Little Flames - Ella Perras ‘23

This piece was inspired by an old photo of my mother. Ballerinas adorned in delicate golden tutus display subdued body language, yet such personality is present in their faces. I wanted to emphasize this personality with a bold motif of flames to show this juxtaposition in a more salient manner.

WILDFIRE

Her touch was like licking up the remnants of red from my mother’s wine glass.

Never enough.

Like on the playground in elementary school,

how the hot sun made my skin tacky

and my friend’s hair frizzy

so I’d braid it up for her,

and my fingers always grazed the pink skin on the tips of her ears,

all translucent and soft,

like tulip petals.

I was always afraid that if I let myself linger there for too long

the heat would make her shrivel up

away from me.

There’s something so fragile in the way I love people.

My hands always beg for a closeness my body can never allow.

Like interlocking fingers.

The touching of foreheads.

Kisses on eyelids,

cheeks.

noses,

lips.

The pressure of palms against stomachs

and heads laying on shoulders.

I don’t let people hug me anymore

because I know they’ll feel my fluttering heart against their chest.

Feel the heat of my cheek against their own.

Feel how it takes just a little longer for me to let go.

I make up for it in hard punches to soft arms.

Sharp kicks to the stomach.

There can be no vulnerability in aggression.

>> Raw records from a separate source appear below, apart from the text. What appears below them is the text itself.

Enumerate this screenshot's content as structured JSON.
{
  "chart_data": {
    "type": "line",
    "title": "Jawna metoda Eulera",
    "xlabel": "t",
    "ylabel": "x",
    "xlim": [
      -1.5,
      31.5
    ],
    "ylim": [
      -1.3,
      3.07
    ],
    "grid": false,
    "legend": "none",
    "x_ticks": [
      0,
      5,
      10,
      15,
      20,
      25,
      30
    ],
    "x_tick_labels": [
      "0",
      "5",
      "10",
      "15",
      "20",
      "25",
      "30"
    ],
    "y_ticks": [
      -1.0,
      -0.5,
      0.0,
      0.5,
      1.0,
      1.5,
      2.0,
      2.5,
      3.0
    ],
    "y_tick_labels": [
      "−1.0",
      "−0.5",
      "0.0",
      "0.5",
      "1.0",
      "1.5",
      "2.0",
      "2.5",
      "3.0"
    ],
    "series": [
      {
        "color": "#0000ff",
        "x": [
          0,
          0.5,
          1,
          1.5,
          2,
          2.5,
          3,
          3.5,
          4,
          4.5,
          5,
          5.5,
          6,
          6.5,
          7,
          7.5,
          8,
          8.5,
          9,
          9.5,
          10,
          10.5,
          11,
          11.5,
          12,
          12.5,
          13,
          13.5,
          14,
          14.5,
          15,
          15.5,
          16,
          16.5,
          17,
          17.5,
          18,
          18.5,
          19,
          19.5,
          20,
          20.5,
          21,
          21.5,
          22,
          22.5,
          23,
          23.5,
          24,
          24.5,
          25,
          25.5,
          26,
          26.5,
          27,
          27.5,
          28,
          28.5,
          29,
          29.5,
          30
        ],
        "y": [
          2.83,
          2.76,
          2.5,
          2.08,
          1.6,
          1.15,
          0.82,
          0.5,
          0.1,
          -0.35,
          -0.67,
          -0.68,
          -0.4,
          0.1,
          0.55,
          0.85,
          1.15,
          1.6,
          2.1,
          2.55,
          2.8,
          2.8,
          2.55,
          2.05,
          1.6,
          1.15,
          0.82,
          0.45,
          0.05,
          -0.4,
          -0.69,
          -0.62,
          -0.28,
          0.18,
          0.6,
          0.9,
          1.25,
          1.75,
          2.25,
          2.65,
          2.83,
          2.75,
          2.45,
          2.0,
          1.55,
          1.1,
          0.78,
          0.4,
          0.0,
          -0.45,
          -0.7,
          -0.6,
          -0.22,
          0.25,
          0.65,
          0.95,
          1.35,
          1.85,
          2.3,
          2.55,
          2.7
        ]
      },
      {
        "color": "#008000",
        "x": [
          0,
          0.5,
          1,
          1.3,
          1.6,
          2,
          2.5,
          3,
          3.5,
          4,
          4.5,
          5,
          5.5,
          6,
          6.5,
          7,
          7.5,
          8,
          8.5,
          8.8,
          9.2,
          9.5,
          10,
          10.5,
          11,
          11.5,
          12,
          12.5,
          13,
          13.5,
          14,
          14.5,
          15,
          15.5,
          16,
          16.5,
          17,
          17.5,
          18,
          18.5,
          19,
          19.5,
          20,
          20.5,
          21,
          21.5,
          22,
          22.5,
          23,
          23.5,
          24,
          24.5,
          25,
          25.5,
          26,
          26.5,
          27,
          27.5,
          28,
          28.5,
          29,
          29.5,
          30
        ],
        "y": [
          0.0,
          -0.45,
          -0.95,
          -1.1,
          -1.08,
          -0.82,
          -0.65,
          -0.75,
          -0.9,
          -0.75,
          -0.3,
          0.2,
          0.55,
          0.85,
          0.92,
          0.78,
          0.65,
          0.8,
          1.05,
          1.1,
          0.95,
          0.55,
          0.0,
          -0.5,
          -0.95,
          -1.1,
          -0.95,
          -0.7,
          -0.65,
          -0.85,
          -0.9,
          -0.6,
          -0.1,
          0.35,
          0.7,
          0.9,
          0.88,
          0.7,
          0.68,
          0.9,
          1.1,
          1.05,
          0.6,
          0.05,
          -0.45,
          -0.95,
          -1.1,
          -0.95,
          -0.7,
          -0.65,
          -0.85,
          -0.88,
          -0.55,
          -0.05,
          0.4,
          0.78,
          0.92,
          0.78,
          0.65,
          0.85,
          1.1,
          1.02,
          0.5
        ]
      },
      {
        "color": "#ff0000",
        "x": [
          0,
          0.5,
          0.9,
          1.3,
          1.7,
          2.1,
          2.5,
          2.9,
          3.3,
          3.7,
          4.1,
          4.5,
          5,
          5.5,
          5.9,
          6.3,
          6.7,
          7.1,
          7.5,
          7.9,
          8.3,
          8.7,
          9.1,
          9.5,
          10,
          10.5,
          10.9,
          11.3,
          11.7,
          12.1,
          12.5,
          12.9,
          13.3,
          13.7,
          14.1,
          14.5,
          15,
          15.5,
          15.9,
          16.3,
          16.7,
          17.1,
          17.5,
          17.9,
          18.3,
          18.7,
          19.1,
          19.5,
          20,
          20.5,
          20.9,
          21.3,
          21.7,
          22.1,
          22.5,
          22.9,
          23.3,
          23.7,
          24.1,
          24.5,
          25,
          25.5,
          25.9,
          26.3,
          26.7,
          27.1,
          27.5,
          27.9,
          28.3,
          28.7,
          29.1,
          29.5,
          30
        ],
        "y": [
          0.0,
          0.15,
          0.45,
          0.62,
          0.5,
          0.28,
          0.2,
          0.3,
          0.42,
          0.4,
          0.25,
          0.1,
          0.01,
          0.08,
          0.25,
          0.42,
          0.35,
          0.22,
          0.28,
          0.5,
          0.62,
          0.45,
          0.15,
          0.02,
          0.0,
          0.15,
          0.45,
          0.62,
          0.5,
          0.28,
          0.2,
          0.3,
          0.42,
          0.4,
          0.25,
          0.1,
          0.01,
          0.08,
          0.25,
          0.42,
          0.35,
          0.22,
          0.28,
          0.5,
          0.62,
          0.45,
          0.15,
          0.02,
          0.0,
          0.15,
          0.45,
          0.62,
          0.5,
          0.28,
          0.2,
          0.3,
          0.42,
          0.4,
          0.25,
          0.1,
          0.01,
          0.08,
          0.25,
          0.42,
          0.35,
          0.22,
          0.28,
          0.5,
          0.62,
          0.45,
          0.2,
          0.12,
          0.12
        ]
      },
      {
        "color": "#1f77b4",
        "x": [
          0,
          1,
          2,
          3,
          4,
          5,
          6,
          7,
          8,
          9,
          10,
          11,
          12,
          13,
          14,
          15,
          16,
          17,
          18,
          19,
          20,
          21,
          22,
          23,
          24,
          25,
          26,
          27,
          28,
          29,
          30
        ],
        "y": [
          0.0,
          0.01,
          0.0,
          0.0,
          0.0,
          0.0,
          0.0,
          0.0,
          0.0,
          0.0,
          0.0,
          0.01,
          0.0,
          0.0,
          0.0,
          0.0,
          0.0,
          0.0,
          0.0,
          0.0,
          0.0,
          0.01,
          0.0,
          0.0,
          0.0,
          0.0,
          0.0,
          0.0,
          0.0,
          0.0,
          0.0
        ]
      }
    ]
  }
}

There is no heat in a closed fist.

I have come to admit that I am a starving creature,

paradoxically, for my own survival.

There is an air between myself and those I love

under the fear that if they get too close,

they will only stoke my fire.

They will be singed, as what was once a tawny rum heat,

low in the belly,

grows into a wildfire.

All dry gray bark under flame

burning up my insides.

There is so much kindling in this body of mine,

and so I act as a smokejumper,

dousing the flames before they get too hot,

or at least until

I can find someone

who can handle the heat.

And yet,

despite my efforts,

friends turn to lovers turn to strangers,

and, every time, my heart beats the same unsteady rhythm.

Like the shuffle of a child’s careful feet along a curb,

unstable despite their persistence.

That I will give her.

This little mound of muscle never ceases to stop beating.

I never seem to stop caring.

Never stop falling for the same watery blue eyes

and button noses.

Brown hair and constellation cheekbones.

Blushing pink ears,

sun kissed and soft.

Phoenix Medley ‘23

I wrote this piece as an attempt to rationalize some of the fear I have towards intimacy and receiving physical affection. I used to love giving hugs to my friends and family, but at some point, I started to hate giving and receiving physical affection. This piece was me trying to understand why I began to despise it so much.